Stepping away from Oregon, IP44 and IP34 — assuming they become law — are the latest signs of progress in the long-running campaign to end the war on drugs and, more broadly, reduce mass incarceration in the US. Eleven states and DC have, to varying degrees, legalized the marijuana; others (including Oregon) treat drug possession as a misdemeanor, rather than a felony. The cities of Denver, Oakland and Santa Cruz have take steps to decriminalize psilocybin. FDA approval for the medical use of MDMA, the active ingredient in ecstasy, could come as soon as 2022. Interestingly, efforts to legalize drugs and curb mass incarceration can bring together the left and right, if not always for the same reasons.

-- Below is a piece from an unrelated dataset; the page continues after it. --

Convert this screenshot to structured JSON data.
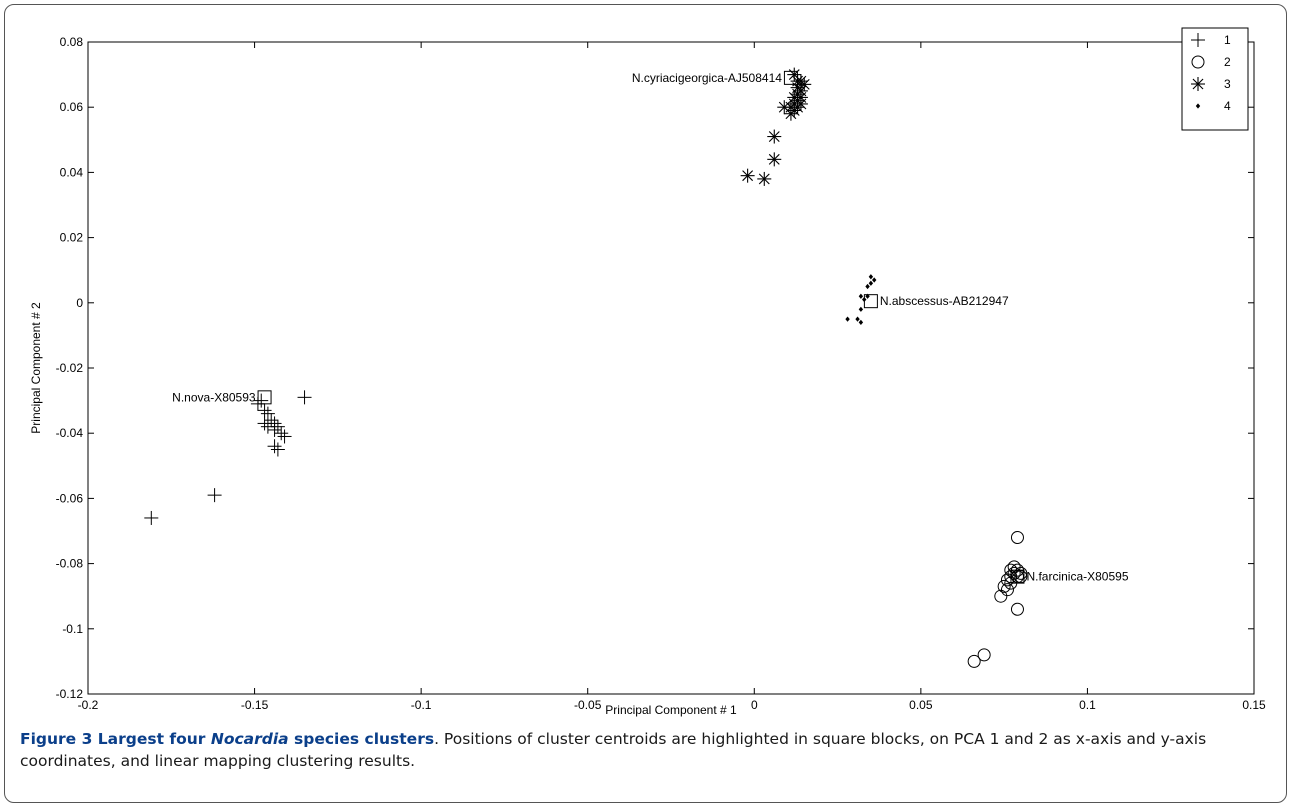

And yet. About 1.4 million people in the US were arrested for possession of drugs in 2018; about 600,000 were arrested for possessing marijuana, the Drug Policy Alliance reports. Arrests are not convictions, of course, but they can land poor people in jail — not a place that anyone wants to be these days. And, of course, drug laws are unequally enforced; people of color experience discrimination at every step, from arrest to conviction to probation or parole.
Decriminalization is a meaningful step forward. By email, David Borden, executive director of StoptheDrugWar.org, who has been opposing drug war since the 1990s, told me that voters who act in one state can inspire others to follow. He recalled how California’s Proposition 215, which legalized medical marijuana in 1996, helped change attitudes and laws elsewhere. “So I view Oregon’s IP 44 as highly significant,” Borden said.
No wonder drug-law reformers everywhere will be watching Oregon in November.